Nous ne sommes que des hommes... ('tassion, coup de gueule)

¹ Par cinq gus, comprenez cinq mecs. Oui, nous étions cinq hommes. Et c'est semble t'il mal vu en 2021, en tout cas sur les réseaux sociaux. J'ai eu l'audace de réaliser une citation dans un post suite à cette sortie : "De la poussière, des cailloux, de la sueur mais surtout pas de larmes", référence à la phrase « Du sang, de la sueur et des larmes » d'un discours de Churchill.

Par "pas de larmes", je voulais bien sûr évoquer le plaisir que nous avions eu à réaliser cette sortie. Mais certain·e·s n'ont pas saisi l'origine ni la subtilité de la phrase et ont préféré y voir misogynie et machisme. Non, l'objectif de la sortie n'était pas de démontrer la suprématie masculine, ni d'aller poser nos bu**** au sommet. Nous aurions roulé avec plaisir avec des collègues féminines. Il se trouvait qu'il n'y en avait pas ce jour-là. J'avoue être un peu las de ce type de débat idiot et stérile. Non ce n'était pas une sortie réservée aux hommes. Non, le vélo sportif n'est pas qu'une pratique phallocentrée. Lors de cette sortie, il n'y avait pas de femmes. So what ? 

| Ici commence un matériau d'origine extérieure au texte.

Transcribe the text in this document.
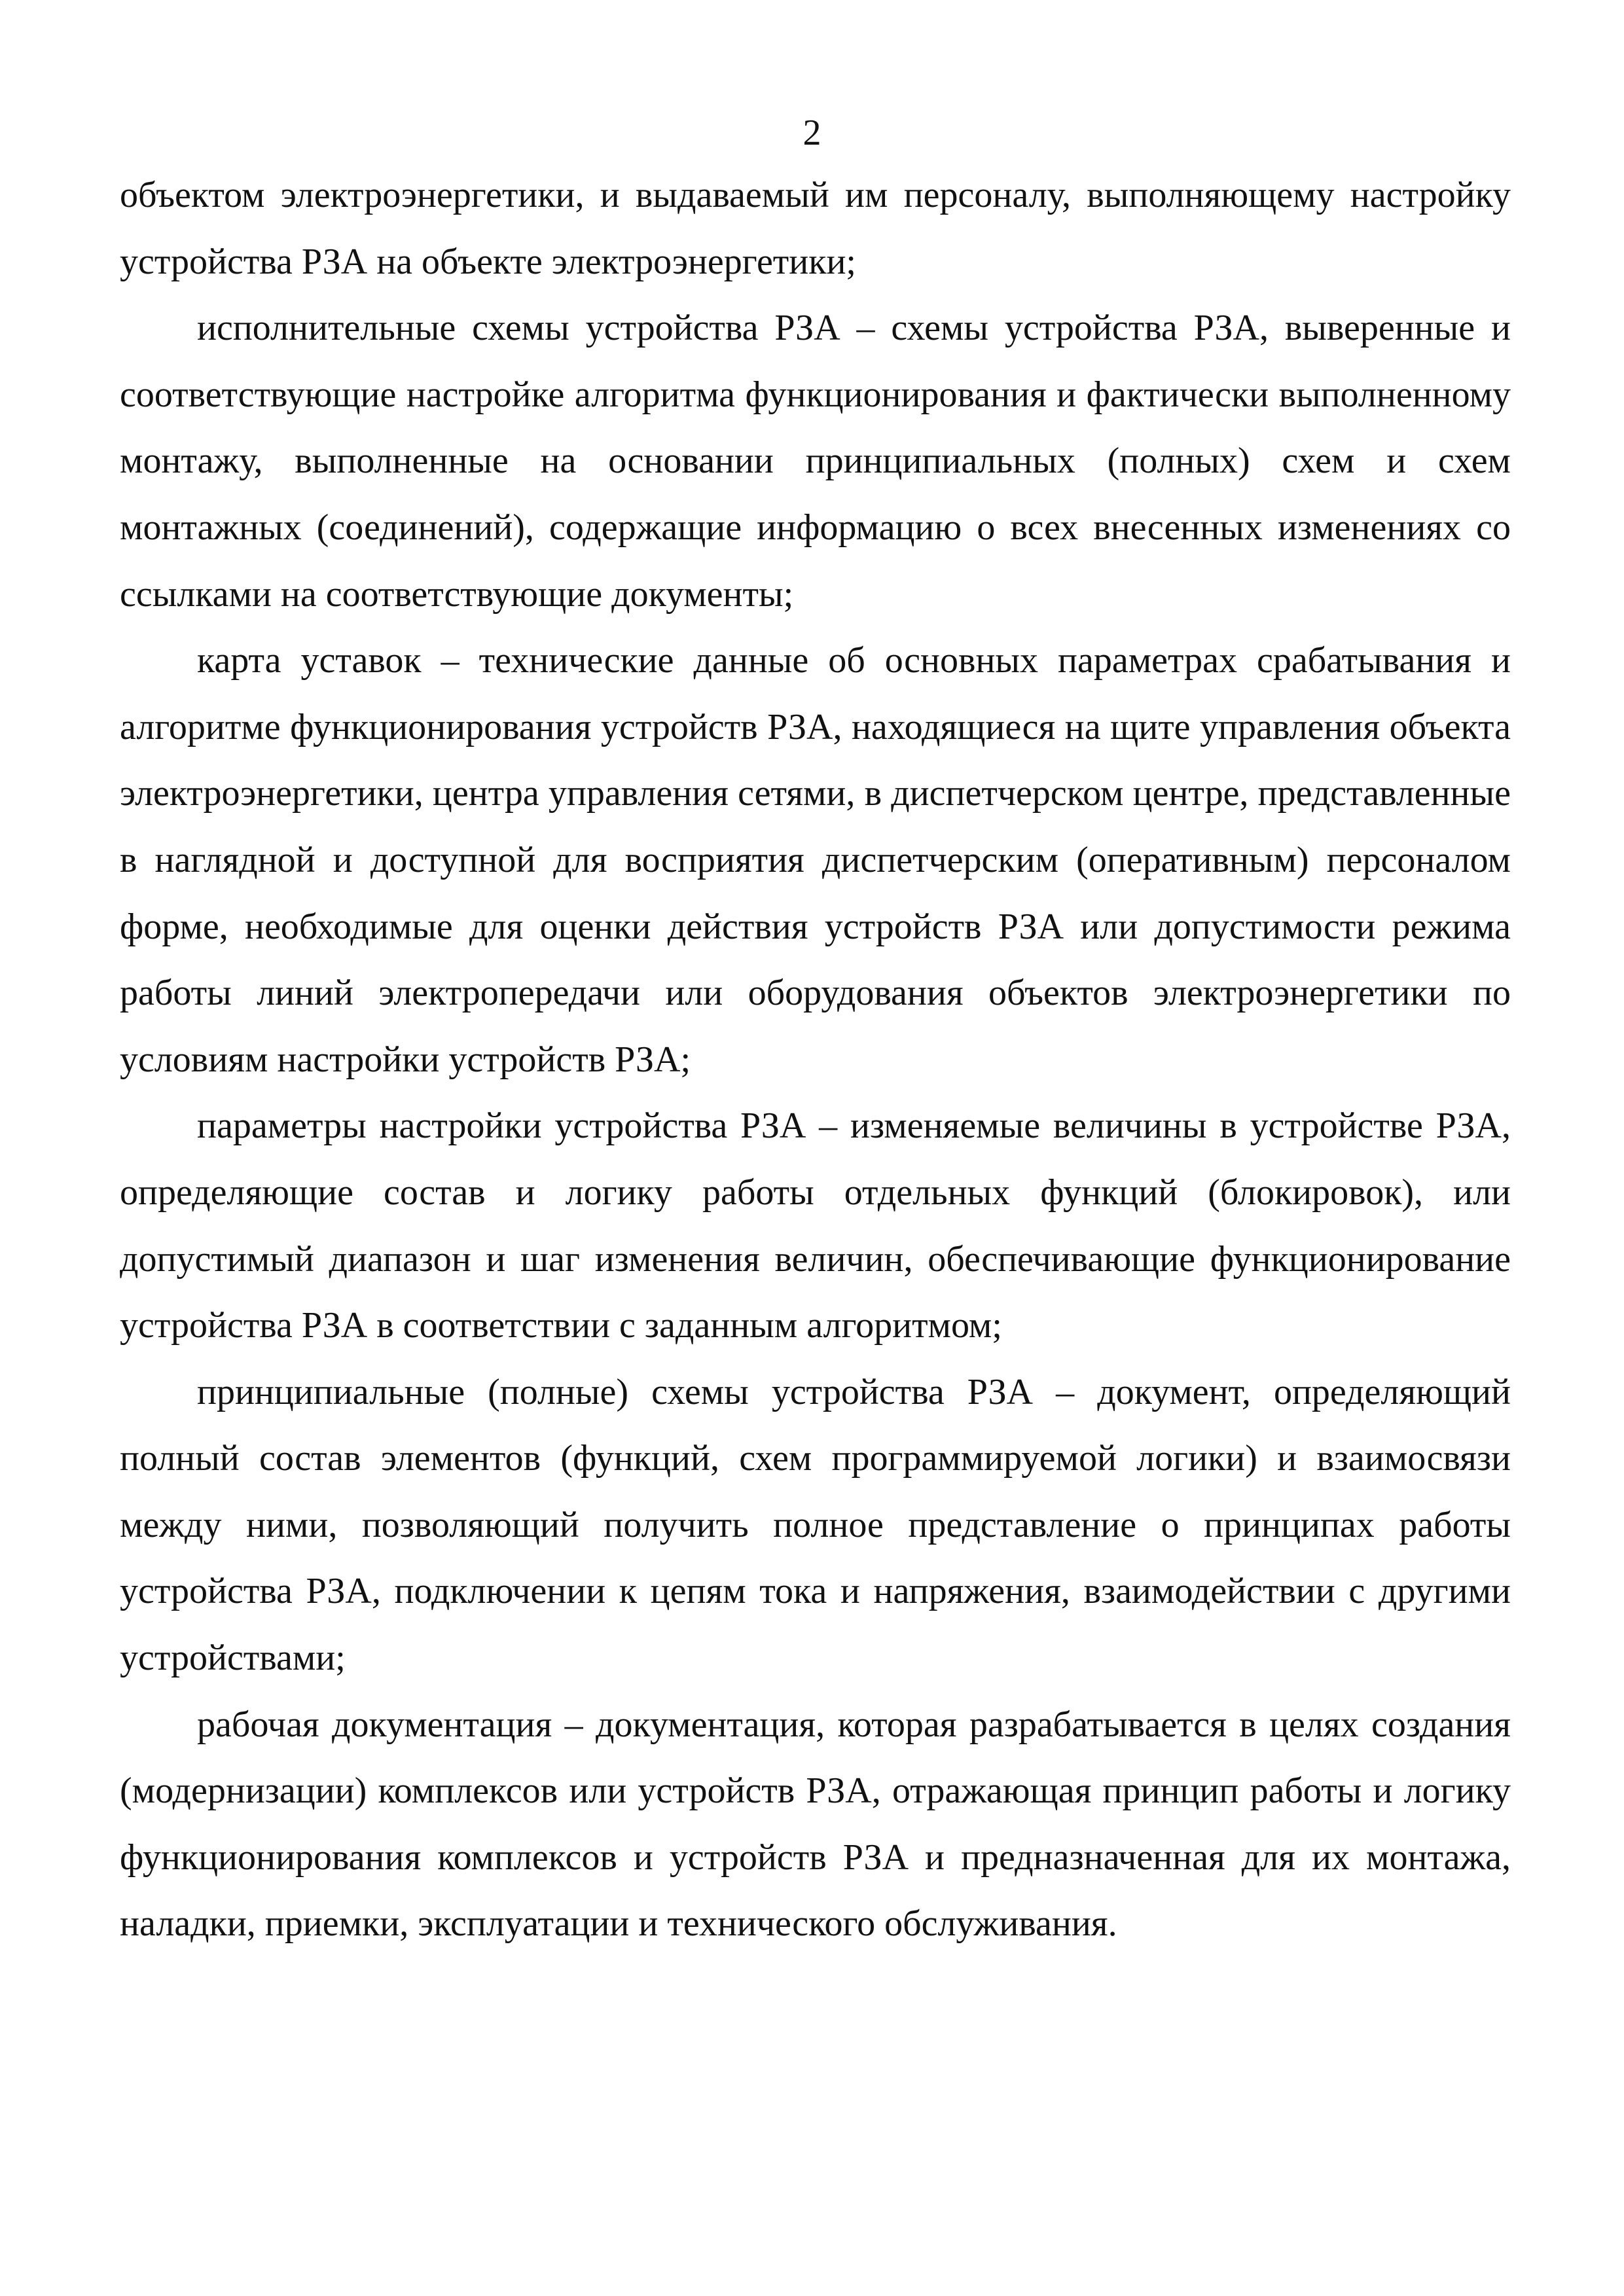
2

объектом электроэнергетики, и выдаваемый им персоналу, выполняющему настройку устройства РЗА на объекте электроэнергетики;

исполнительные схемы устройства РЗА – схемы устройства РЗА, выверенные и соответствующие настройке алгоритма функционирования и фактически выполненному монтажу, выполненные на основании принципиальных (полных) схем и схем монтажных (соединений), содержащие информацию о всех внесенных изменениях со ссылками на соответствующие документы;

карта уставок – технические данные об основных параметрах срабатывания и алгоритме функционирования устройств РЗА, находящиеся на щите управления объекта электроэнергетики, центра управления сетями, в диспетчерском центре, представленные в наглядной и доступной для восприятия диспетчерским (оперативным) персоналом форме, необходимые для оценки действия устройств РЗА или допустимости режима работы линий электропередачи или оборудования объектов электроэнергетики по условиям настройки устройств РЗА;

параметры настройки устройства РЗА – изменяемые величины в устройстве РЗА, определяющие состав и логику работы отдельных функций (блокировок), или допустимый диапазон и шаг изменения величин, обеспечивающие функционирование устройства РЗА в соответствии с заданным алгоритмом;

принципиальные (полные) схемы устройства РЗА – документ, определяющий полный состав элементов (функций, схем программируемой логики) и взаимосвязи между ними, позволяющий получить полное представление о принципах работы устройства РЗА, подключении к цепям тока и напряжения, взаимодействии с другими устройствами;

рабочая документация – документация, которая разрабатывается в целях создания (модернизации) комплексов или устройств РЗА, отражающая принцип работы и логику функционирования комплексов и устройств РЗА и предназначенная для их монтажа, наладки, приемки, эксплуатации и технического обслуживания.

Weelz! soutient la cause vélo. Et cette cause ne devrait pas avoir de genre. Vélotaf, vélo de route, gravel, VTT… Je me contrefout bien que vous ayez envie de ne rouler qu'entre mecs ou uniquement entre filles (coucou les GOW) ou encore que vous teniez à ce que chaque sortie respecte la parité homme-femme ou la mixité LGBTQIA+. Du moment que vous êtes en selle, cela me va bien. Voilà c'est dit.